SportSight GP appears to be a valuable adjunct to conventional use gas permeable lenses. This study indicates that the majority of subjects representing the general gas permeable contact lens wearing population preferred SportSight GP lenses when used for daytime outdoor sport and spectator activity.

The following practitioners served as investigators in the study: Jim Boucher, OD; Norman Leach, OD; Thomas Quinn, OD; Kevin Reeder, OD; John Schachet, OD; Thomas Hixson, OD; Pat Caroline, FAAO; John Rinehart, OD.

This study was sponsored by Paragon Vision Sciences.

References are available upon request. To receive references via fax, call (800) 239-4684 and request document #64. (Be sure to have a fax number ready.)

Dr. Rigel is in private practice in lansing, Mich. He is a fellow of the American Academy of Optometry and frequently participates in contact lens studies. See P. 43 for additional study investigators.

 

Patient Questionnaire -- Study Lenses: Two Week

Patient Name __________________________________________________ Date _________________

1. A. What, if anything, do you like about this pair of study lenses?

    B. What, if anything, do you dislike about this pair of study lenses?

2. On average, how many days a week did you wear your study lenses?
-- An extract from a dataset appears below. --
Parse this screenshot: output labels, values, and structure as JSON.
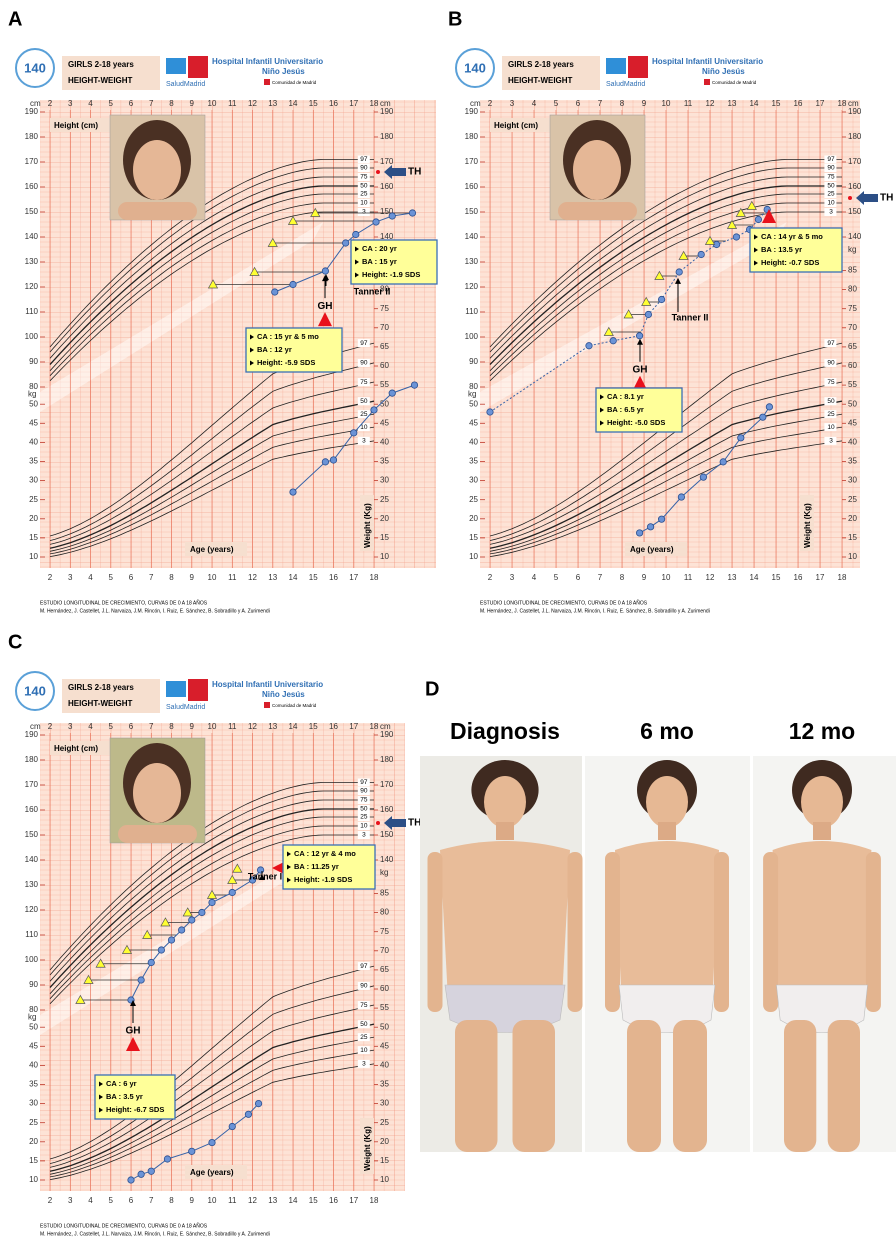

3. On average, how many hours a day did you wear your study lenses?

4. Please rate the study contact lenses and your regular contact lenses on the following:

Check only one box per line with 10 being Excellent and 1 being Poor

Vision while participating in sport activities STUDY     10 9 8 7 6 5 4 3 2 1

Vision while participating in sport activities REGULAR     10 9 8 7 6 5 4 3 2 1

5. Did you rate your regular lenses as better than the study lenses? If so, please describe how the study lens performance was worse.